Madreporites on Sea Urchins are located on the aboral side (i.e., the top)

whereas the madreporites in sea cucumbers are actually INTERNAL..

12 comments:

Mark Wilden said...

What's weird is that, on a radially symmetrical animal, the madreporite is conspicuously NOT in symmetry.

It makes sense, if it connects to just one spot on the ring canal, but it's something that visitors to the tidepool at CAS often comment on.

Acipenser said...

Well, as far as I know, crinoids don't have a madreporite. They have multiple hydropores opening on the tegmen, but no plate.

ChrisM said...

fair enough. i've clarified the point.

TalzhemirMrr said...

Thanks for a really clear and really cool post. :)

TPeel said...

Do you know if the madreporite has a secondary use as well?

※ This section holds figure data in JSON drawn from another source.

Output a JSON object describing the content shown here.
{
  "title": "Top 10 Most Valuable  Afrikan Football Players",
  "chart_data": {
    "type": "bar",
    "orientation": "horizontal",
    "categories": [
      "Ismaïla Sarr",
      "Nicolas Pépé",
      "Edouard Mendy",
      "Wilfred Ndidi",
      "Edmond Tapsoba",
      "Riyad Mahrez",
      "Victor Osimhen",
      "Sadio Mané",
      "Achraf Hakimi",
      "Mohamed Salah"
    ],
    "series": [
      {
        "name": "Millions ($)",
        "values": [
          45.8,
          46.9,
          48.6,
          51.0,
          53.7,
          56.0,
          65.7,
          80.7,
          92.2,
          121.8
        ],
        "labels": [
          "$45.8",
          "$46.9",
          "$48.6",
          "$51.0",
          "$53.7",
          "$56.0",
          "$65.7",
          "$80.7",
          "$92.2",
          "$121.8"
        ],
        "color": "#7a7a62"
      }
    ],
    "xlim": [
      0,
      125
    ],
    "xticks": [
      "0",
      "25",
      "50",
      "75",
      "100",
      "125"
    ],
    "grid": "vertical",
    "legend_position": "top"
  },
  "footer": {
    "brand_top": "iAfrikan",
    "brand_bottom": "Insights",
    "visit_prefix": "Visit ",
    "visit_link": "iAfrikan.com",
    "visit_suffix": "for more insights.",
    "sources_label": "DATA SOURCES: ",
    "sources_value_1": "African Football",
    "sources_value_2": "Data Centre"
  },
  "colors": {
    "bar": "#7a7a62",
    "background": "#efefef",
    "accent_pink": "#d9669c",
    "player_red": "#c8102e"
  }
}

We've definitely seen 'stuff' come out of this port and weren't sure if it might be reproductive material or perhaps just detritus accumulated in the 'filter'.

ChrisM said...

I would need to see more evidence of that. The madreporite in asteroids is located adjacent to the anus. And in some species there are other openings. I'd need to see exactly what you're talking about.

Unknown said...

Thank you! I'm glad I came across your blog

Unknown said...

Thank you! Glad I came across your blog

Unknown said...

I'm trying to work this into a piece of art I'm doing now. Thanks for sharing these findings. I was happy to post this lesson on my Facebook.

-Shane Alan Rodriguez

Unknown said...

I'm trying to work this into a piece of art I'm doing now. Thanks for sharing these findings. I was happy to post this lesson on my Facebook.

-Shane Alan Rodriguez

gigi said...

do sea daisies have a madreporite though?

ChrisM said...

The New Zealand species had a hydropore which would be considered to be similar to a madreporite. But there is likely debate as to whether it is a "proper" madreporite.